Projects

Colorkeeper

A free, open-source macOS color picker with palette management, broad format output, and local-first JSON storage.

Solo Shipped ·
Swift SwiftUI AppKit XcodeGen JSON
·
Colorkeeper

Colorkeeper is a native macOS color picker and palette manager for designers and developers. I built it as a free, open-source alternative to the paid utilities I kept finding, with a stronger focus on making colors easy to inspect, copy, and export in the formats I actually use.

Problem

Most color pickers I tried were good at one slice of the job, but not the whole workflow.

  • lightweight pickers often had weak palette management
  • better library tools often made format conversion awkward
  • many of the strongest options were paid

I wanted one app that could pick colors from anywhere, keep them in a usable library, and make common output formats immediately available.

Solution

Colorkeeper combines quick capture with a fuller workspace.

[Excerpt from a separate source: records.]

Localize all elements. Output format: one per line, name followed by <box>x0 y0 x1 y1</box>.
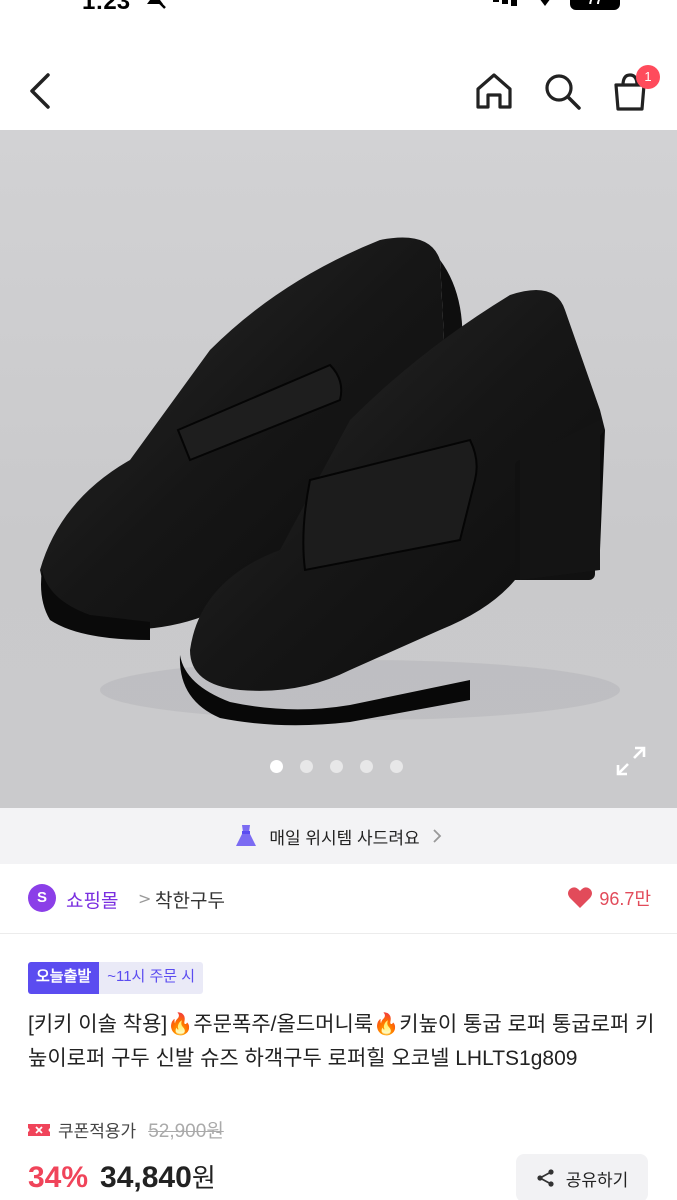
coupon-icon <box>28 1123 50 1136</box>
wifi-icon <box>540 0 550 6</box>
product-image <box>40 237 620 726</box>
gallery-pagination <box>270 760 403 776</box>
pagination-dot[interactable] <box>300 760 313 773</box>
product-title: [키키 이솔 착용]🔥주문폭주/올드머니룩🔥키높이 통굽 로퍼 통굽로퍼 키높이… <box>28 1013 655 1070</box>
price-row: 34% 34,840원 <box>28 1158 216 1195</box>
wishlist-banner[interactable]: 매일 위시템 사드려요 <box>0 808 677 864</box>
pagination-dot[interactable] <box>330 760 343 773</box>
dress-icon <box>236 825 257 846</box>
store-row: S 쇼핑몰 > 착한구두 96.7만 <box>0 864 677 934</box>
search-button[interactable] <box>540 69 584 113</box>
pagination-dot[interactable] <box>390 760 403 773</box>
share-label: 공유하기 <box>565 1170 629 1190</box>
battery-icon: 77 <box>570 0 620 10</box>
sale-price: 34,840원 <box>100 1158 216 1195</box>
banner-text: 매일 위시템 사드려요 <box>269 828 420 848</box>
bell-muted-icon <box>147 0 166 9</box>
signal-icon <box>493 0 517 6</box>
status-bar: 1:23 77 <box>0 0 677 40</box>
chevron-right-icon <box>432 829 441 843</box>
likes-count: 96.7만 <box>599 889 651 909</box>
cart-count-badge: 1 <box>636 65 660 89</box>
shipping-badges: 오늘출발 ~11시 주문 시 <box>28 962 204 994</box>
status-time: 1:23 <box>82 0 131 15</box>
sale-price-amount: 34,840 <box>100 1161 192 1194</box>
battery-level: 77 <box>587 0 603 7</box>
top-navigation: 1 <box>0 55 677 130</box>
pagination-dot[interactable] <box>270 760 283 773</box>
breadcrumb-separator: > <box>138 889 152 908</box>
order-cutoff-badge: ~11시 주문 시 <box>99 962 204 994</box>
expand-icon[interactable] <box>614 744 648 778</box>
original-price: 52,900원 <box>148 1121 224 1142</box>
store-name-link[interactable]: 쇼핑몰 <box>66 886 118 913</box>
store-logo[interactable]: S <box>28 884 56 912</box>
cart-button[interactable]: 1 <box>608 65 660 115</box>
coupon-price-row: 쿠폰적용가 52,900원 <box>28 1116 224 1143</box>
price-unit: 원 <box>191 1163 216 1193</box>
coupon-price-label: 쿠폰적용가 <box>58 1122 137 1141</box>
pagination-dot[interactable] <box>360 760 373 773</box>
back-button[interactable] <box>22 69 62 113</box>
product-image-gallery[interactable] <box>0 130 677 808</box>
like-button[interactable]: 96.7만 <box>567 885 651 911</box>
home-button[interactable] <box>472 69 516 113</box>
share-icon <box>537 1169 554 1187</box>
share-button[interactable]: 공유하기 <box>516 1154 648 1200</box>
brand-name-link[interactable]: 착한구두 <box>155 886 225 913</box>
heart-icon <box>568 887 593 908</box>
discount-rate: 34% <box>28 1161 89 1194</box>
today-shipping-badge: 오늘출발 <box>28 962 100 994</box>
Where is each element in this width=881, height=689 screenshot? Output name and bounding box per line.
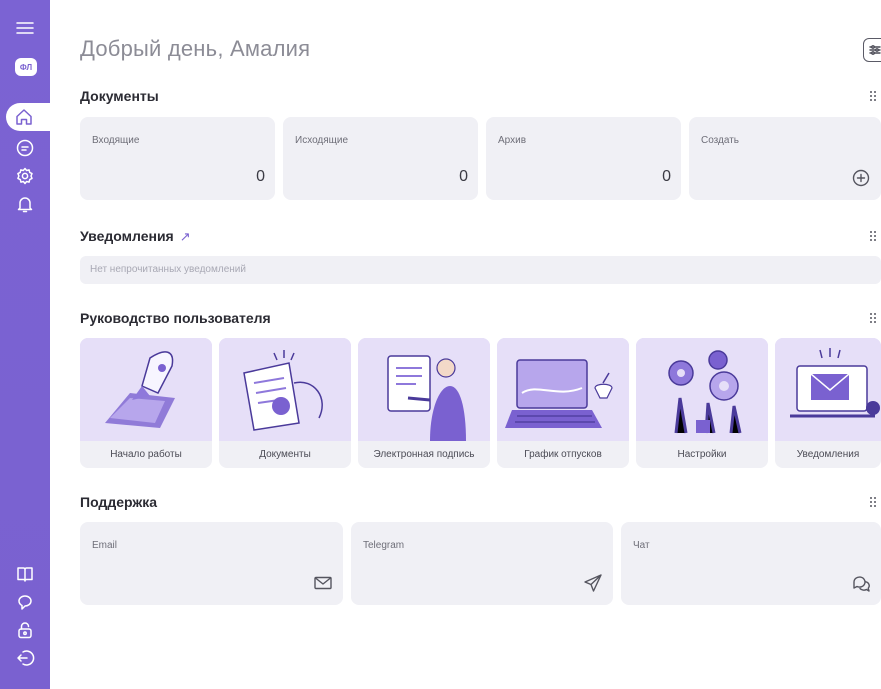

  • a menu bar quick panel and global hotkey for fast picking
  • a library window for organizing palettes and editing colors
  • built-in output for Hex, RGB, HSL, OKLCH, SwiftUI, and CSS

I also chose document-style storage instead of an opaque database, so palettes stay portable and easier to back up.

What I built

Colorkeeper includes:

  • screen picking, recent history, and manual input
  • palette organization, editing, and generation
  • contrast checking and export to design and developer formats

The main idea was simple: a picked color should be immediately usable, not just visible as a swatch.

Technical architecture

Colorkeeper is built with Swift, SwiftUI, and a small set of AppKit/Carbon bridges for system features like the eyedropper and global hotkeys. The project is generated with XcodeGen and sticks to Apple frameworks.

The library is stored as readable JSON:

  • Library/metadata.json for folders and palette order
  • Library/palettes/<uuid>.json for one palette per file
  • History/recent-colors.json for recent picks

Each color keeps canonical numeric values plus explicit color space and alpha, and the app derives display and export formats from that source of truth. I considered SQLite first, but JSON documents felt better for backup, sync, and user ownership.

Product decisions

  • Make it free and open source instead of another paid utility.
  • Treat multi-format output as a core feature.
  • Keep storage readable and local-first.

Agent-assisted development

The implementation was largely agent-assisted, but the design was not. I used agents for speed, then corrected a lot of interaction details by hand when the generated UI behavior felt awkward.

Current status

Colorkeeper is shipped as an open-source macOS app on GitHub. It is not in the App Store.